/rust_batch_search

Benchmarks for cache efficient batch search

Primary LanguageRust

rust_batch_search

Benchmarks for cache efficient batch search

The goal of this small exercise was to see what options are available in order to turn a simple non concurrent search into a concurrent one. As a clarification: I am using concurrent not to express multiple threads, but in order to describe multiple state machines whose execution is interleaved. For this I especially wanted to take an existing search implementation (the one from the std) and modify as few lines as possible. The result shows that its possible to transform the non concurrent search into a concurrent one, performing much better on big input sizes, by only adding around 2 lines of code (excluding some code to keep track of the concurrent searches).

These are just some simple benchmarks that compare non concurrent (default, and naive) with concurrent searches.

  • default, and naive should compile to basically the same code as default is just a call to the std::slice::binary_searchandnaive` is just that code.
  • handcrafted implements a handcrafted state machine and is just there to show how much effort it is compared to the generator version.
  • generator uses generators (yield and resume) to implement the state machine and is the most elegant solution. Compared to the default implementation the core search function has only 2 additional lines of code (prefetch, and yield), excluding the additional code to keep track of the concurrent searches.
  • concurrent uses a poc Future in order to yield, but has quite some overhead due to the interface Futures have to provide.
  • generator_optimized also uses generators and changes the search a bit so that the state machine becomes smaller (fewer variables on the yield point). This improves the state size from 88 bytes to 48 bytes. Currently I don't know how to properly inspect the state machine the compiler produces, but my guess for the size requirements would be: 16 byte for the slice + 8 bytes for the offset + 8 bytes to remember which input this search is for + Option to represent an unused generator slot in the array + State of the generator + padding. So the option, state of the generator and padding use 16 bytes together.

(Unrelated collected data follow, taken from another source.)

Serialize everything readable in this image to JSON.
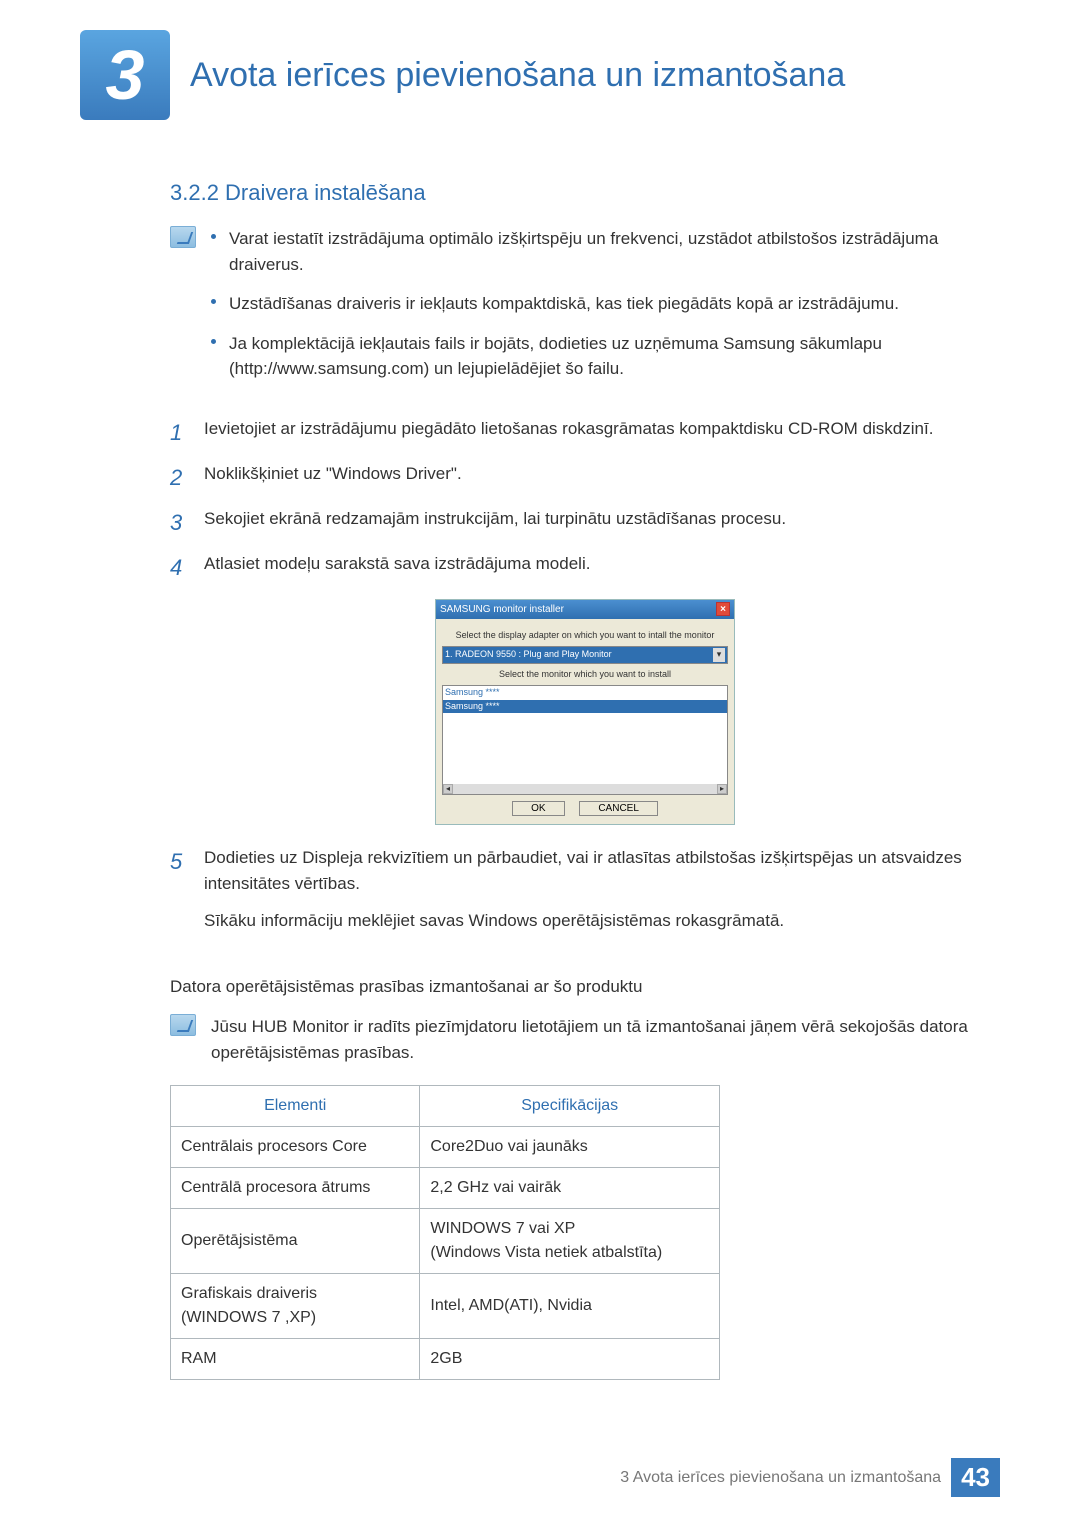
{
  "chapter": {
    "num": "3",
    "title": "Avota ierīces pievienošana un izmantošana"
  },
  "section": {
    "num_title": "3.2.2 Draivera instalēšana"
  },
  "note1": {
    "items": [
      "Varat iestatīt izstrādājuma optimālo izšķirtspēju un frekvenci, uzstādot atbilstošos izstrādājuma draiverus.",
      "Uzstādīšanas draiveris ir iekļauts kompaktdiskā, kas tiek piegādāts kopā ar izstrādājumu.",
      "Ja komplektācijā iekļautais fails ir bojāts, dodieties uz uzņēmuma Samsung sākumlapu (http://www.samsung.com) un lejupielādējiet šo failu."
    ]
  },
  "steps": [
    {
      "n": "1",
      "t": "Ievietojiet ar izstrādājumu piegādāto lietošanas rokasgrāmatas kompaktdisku CD-ROM diskdzinī."
    },
    {
      "n": "2",
      "t": "Noklikšķiniet uz \"Windows Driver\"."
    },
    {
      "n": "3",
      "t": "Sekojiet ekrānā redzamajām instrukcijām, lai turpinātu uzstādīšanas procesu."
    },
    {
      "n": "4",
      "t": "Atlasiet modeļu sarakstā sava izstrādājuma modeli."
    }
  ],
  "installer": {
    "title": "SAMSUNG monitor installer",
    "label1": "Select the display adapter on which you want to intall the monitor",
    "combo": "1. RADEON 9550 : Plug and Play Monitor",
    "label2": "Select the monitor which you want to install",
    "rows": [
      "Samsung ****",
      "Samsung ****"
    ],
    "ok": "OK",
    "cancel": "CANCEL"
  },
  "step5": {
    "n": "5",
    "t": "Dodieties uz Displeja rekvizītiem un pārbaudiet, vai ir atlasītas atbilstošas izšķirtspējas un atsvaidzes intensitātes vērtības."
  },
  "step5_extra": "Sīkāku informāciju meklējiet savas Windows operētājsistēmas rokasgrāmatā.",
  "sys_title": "Datora operētājsistēmas prasības izmantošanai ar šo produktu",
  "note2": "Jūsu HUB Monitor ir radīts piezīmjdatoru lietotājiem un tā izmantošanai jāņem vērā sekojošās datora operētājsistēmas prasības.",
  "table": {
    "h1": "Elementi",
    "h2": "Specifikācijas",
    "rows": [
      [
        "Centrālais procesors Core",
        "Core2Duo vai jaunāks"
      ],
      [
        "Centrālā procesora ātrums",
        "2,2 GHz vai vairāk"
      ],
      [
        "Operētājsistēma",
        "WINDOWS 7 vai XP\n(Windows Vista netiek atbalstīta)"
      ],
      [
        "Grafiskais draiveris\n(WINDOWS 7 ,XP)",
        "Intel, AMD(ATI), Nvidia"
      ],
      [
        "RAM",
        "2GB"
      ]
    ]
  },
  "footer": {
    "text": "3 Avota ierīces pievienošana un izmantošana",
    "page": "43"
  }
}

The benchmark results (the number behind the version says how many concurrent searches are performed at a time): benchmark results Comparison between generator and generator_optimized using 8 concurrent searches each: benchmark results

As you see in the beginning the non concurrent versions perform better. I assume this is because of the following reasons:

  • the slice fits completly into the cache and the execution is only limited by cpu speed
  • the concurrent versions have some overhead keeping track of their state machines.

Later (around the size of my cpu cache) the concurrent versions start to behave better than the other versions. I assume this is because of the following reasons:

  • the slice does not fit into the cache and the execution would normally be limited by memory latency only using a fraction of the available memory bandwith. Using multiple concurrent searches the memory bandwith can be used better.

Note: The code does not intend to cover all edge cases like empty slices and probably has some bugs like array index out of bounds errors if used on empty (or smaller than the batch size) slices.